ANALYSIS
White House discusses partial Intel stockholding in a move that could boost domestic industry
The mere fact that this option is being considered sparked a stock market rally. The company's shares rose more than 7% and continued to gain value after the market closed.

Sample of an Intel chip
The White House is analyzing a move that could mark a new chapter in the relationship between the federal government and the technology industry: the possible purchase of a shareholding in Intel by the United States. The deal, still in the preliminary stages, could boost chip manufacturing domestically and strengthen the company's position vis-à-vis the sector's Asian giants, according to people familiar with the talks.
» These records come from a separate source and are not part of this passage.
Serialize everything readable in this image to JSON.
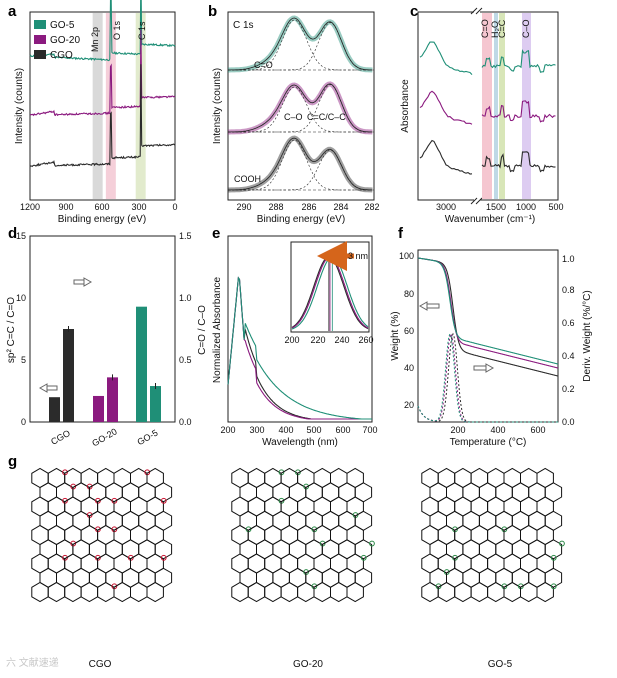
{
  "colors": {
    "cgo": "#2b2b2b",
    "go20": "#8b1a7f",
    "go5": "#1f8f77",
    "red": "#c8102e",
    "green": "#2b8a47",
    "orange": "#d5651b"
  },
  "chart_data": [
    {
      "panel": "a",
      "type": "line",
      "xlabel": "Binding energy (eV)",
      "ylabel": "Intensity (counts)",
      "xlim": [
        1200,
        0
      ],
      "xticks": [
        "1200",
        "900",
        "600",
        "300",
        "0"
      ],
      "legend": [
        "GO-5",
        "GO-20",
        "CGO"
      ],
      "legend_placement": "top-left",
      "peak_labels": [
        "Mn 2p",
        "O 1s",
        "C 1s"
      ],
      "series": [
        {
          "name": "GO-5",
          "baseline": 0.85,
          "peaks": [
            [
              531,
              0.35
            ],
            [
              284,
              0.5
            ]
          ]
        },
        {
          "name": "GO-20",
          "baseline": 0.5,
          "peaks": [
            [
              531,
              0.28
            ],
            [
              284,
              0.45
            ]
          ]
        },
        {
          "name": "CGO",
          "baseline": 0.2,
          "peaks": [
            [
              531,
              0.3
            ],
            [
              284,
              0.55
            ]
          ]
        }
      ]
    },
    {
      "panel": "b",
      "type": "line",
      "title": "C 1s",
      "xlabel": "Binding energy (eV)",
      "ylabel": "Intensity (counts)",
      "xlim": [
        291,
        282
      ],
      "xticks": [
        "290",
        "288",
        "286",
        "284",
        "282"
      ],
      "annotations": [
        "C=O",
        "C–O",
        "C=C/C–C",
        "COOH"
      ],
      "series": [
        {
          "name": "GO-5",
          "peaks": [
            [
              286.9,
              1.0
            ],
            [
              284.7,
              0.95
            ]
          ]
        },
        {
          "name": "GO-20",
          "peaks": [
            [
              286.9,
              0.9
            ],
            [
              284.7,
              0.95
            ]
          ]
        },
        {
          "name": "CGO",
          "peaks": [
            [
              286.9,
              1.0
            ],
            [
              284.7,
              0.8
            ]
          ]
        }
      ]
    },
    {
      "panel": "c",
      "type": "line",
      "xlabel": "Wavenumber (cm⁻¹)",
      "ylabel": "Absorbance",
      "xticks": [
        "3000",
        "1500",
        "1000",
        "500"
      ],
      "bands": [
        "C=O",
        "H₂O",
        "C=C",
        "C–O"
      ]
    },
    {
      "panel": "d",
      "type": "bar",
      "categories": [
        "CGO",
        "GO-20",
        "GO-5"
      ],
      "ylabel": "sp² C=C / C=O",
      "y2label": "C=O / C–O",
      "ylim": [
        0,
        15
      ],
      "y2lim": [
        0,
        1.5
      ],
      "yticks": [
        "0",
        "5",
        "10",
        "15"
      ],
      "y2ticks": [
        "0.0",
        "0.5",
        "1.0",
        "1.5"
      ],
      "series": [
        {
          "axis": "left",
          "values": [
            2.0,
            2.1,
            9.3
          ]
        },
        {
          "axis": "right",
          "values": [
            0.75,
            0.36,
            0.29
          ]
        }
      ]
    },
    {
      "panel": "e",
      "type": "line",
      "xlabel": "Wavelength (nm)",
      "ylabel": "Normalized Absorbance",
      "xlim": [
        200,
        700
      ],
      "xticks": [
        "200",
        "300",
        "400",
        "500",
        "600",
        "700"
      ],
      "inset_xticks": [
        "200",
        "220",
        "240",
        "260"
      ],
      "inset_annotation": "3 nm",
      "series": [
        {
          "name": "CGO",
          "peak_nm": 232
        },
        {
          "name": "GO-20",
          "peak_nm": 233
        },
        {
          "name": "GO-5",
          "peak_nm": 235
        }
      ]
    },
    {
      "panel": "f",
      "type": "line",
      "xlabel": "Temperature (°C)",
      "ylabel": "Weight (%)",
      "y2label": "Deriv. Weight (%/°C)",
      "xlim": [
        0,
        700
      ],
      "xticks": [
        "200",
        "400",
        "600"
      ],
      "ylim": [
        20,
        100
      ],
      "yticks": [
        "20",
        "40",
        "60",
        "80",
        "100"
      ],
      "y2ticks": [
        "0.0",
        "0.2",
        "0.4",
        "0.6",
        "0.8",
        "1.0"
      ]
    }
  ],
  "panel_g": {
    "labels": [
      "CGO",
      "GO-20",
      "GO-5"
    ]
  },
  "panel_letters": [
    "a",
    "b",
    "c",
    "d",
    "e",
    "f",
    "g"
  ],
  "watermark": "六 文献速递"
}
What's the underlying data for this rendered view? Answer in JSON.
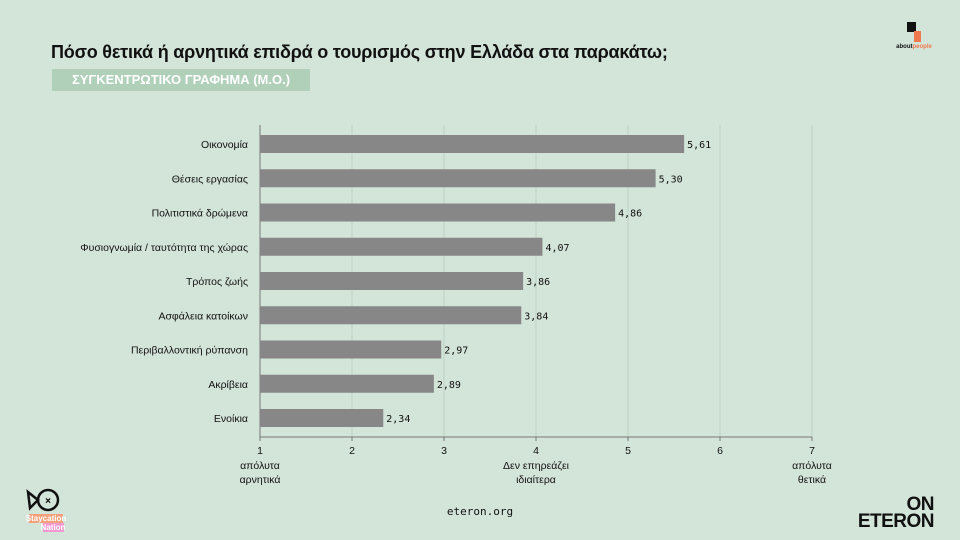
{
  "header": {
    "title": "Πόσο θετικά ή αρνητικά επιδρά ο τουρισμός στην Ελλάδα στα παρακάτω;",
    "subtitle": "ΣΥΓΚΕΝΤΡΩΤΙΚΟ ΓΡΑΦΗΜΑ (Μ.Ο.)"
  },
  "logos": {
    "aboutpeople": "aboutpeople",
    "staycation": "Staycation Nation",
    "eteron": "ON ETERON"
  },
  "footer": {
    "url": "eteron.org"
  },
  "colors": {
    "background": "#d3e4d9",
    "bar": "#878787",
    "subtitle_bg": "#b0d0b9"
  },
  "chart_data": {
    "type": "bar",
    "orientation": "horizontal",
    "categories": [
      "Οικονομία",
      "Θέσεις εργασίας",
      "Πολιτιστικά δρώμενα",
      "Φυσιογνωμία / ταυτότητα της χώρας",
      "Τρόπος ζωής",
      "Ασφάλεια κατοίκων",
      "Περιβαλλοντική ρύπανση",
      "Ακρίβεια",
      "Ενοίκια"
    ],
    "values": [
      5.61,
      5.3,
      4.86,
      4.07,
      3.86,
      3.84,
      2.97,
      2.89,
      2.34
    ],
    "data_labels": [
      "5,61",
      "5,30",
      "4,86",
      "4,07",
      "3,86",
      "3,84",
      "2,97",
      "2,89",
      "2,34"
    ],
    "xlim": [
      1,
      7
    ],
    "xticks": [
      "1",
      "2",
      "3",
      "4",
      "5",
      "6",
      "7"
    ],
    "xtick_annotations": [
      {
        "at": 1,
        "text": [
          "απόλυτα",
          "αρνητικά"
        ]
      },
      {
        "at": 4,
        "text": [
          "Δεν επηρεάζει",
          "ιδιαίτερα"
        ]
      },
      {
        "at": 7,
        "text": [
          "απόλυτα",
          "θετικά"
        ]
      }
    ],
    "grid": "vertical"
  }
}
Sources close to the talks say the issue was raised during a meeting between President Donald Trump and Intel CEO Lip-Bu Tan last Monday. Although the negotiations are still open and there is no guarantee that they will succeed, the mere fact that this option is being considered sparked a stock market rally: Intel shares rose more than 7% and continued to gain value after the market closed.
A geopolitical chessboard
Trump's interest in bolstering domestic chip production responds to a strategic objective: reducing dependence on foreign manufacturers, in particular Taiwan Semiconductor Manufacturing Co.(TSMC), the world leader in the sector. In parallel, the president has publicly questioned the role of Tan, whom he accuses of maintaining investment ties with Chinese technology companies that could generate conflicts of interest.
In recent months, large technology corporations have accelerated expansion projects in the United States to align with the presidential agenda, which rewards companies that invest and produce within the country. Intel, because of its size and track record, is seen as the strongest candidate to compete with TSMC if it receives financial and regulatory support.
Obstacles for Intel
Despite the expectation generated by a possible federal investment, analysts warn that Intel's problems will not be solved with financing alone. The company reported losses of $2.9 billion in the second quarter, dragged down by a business model that many consider outdated and by a product offering poorly adapted to the growing demands of artificial intelligence. In this area, more innovative competitors have taken the lead.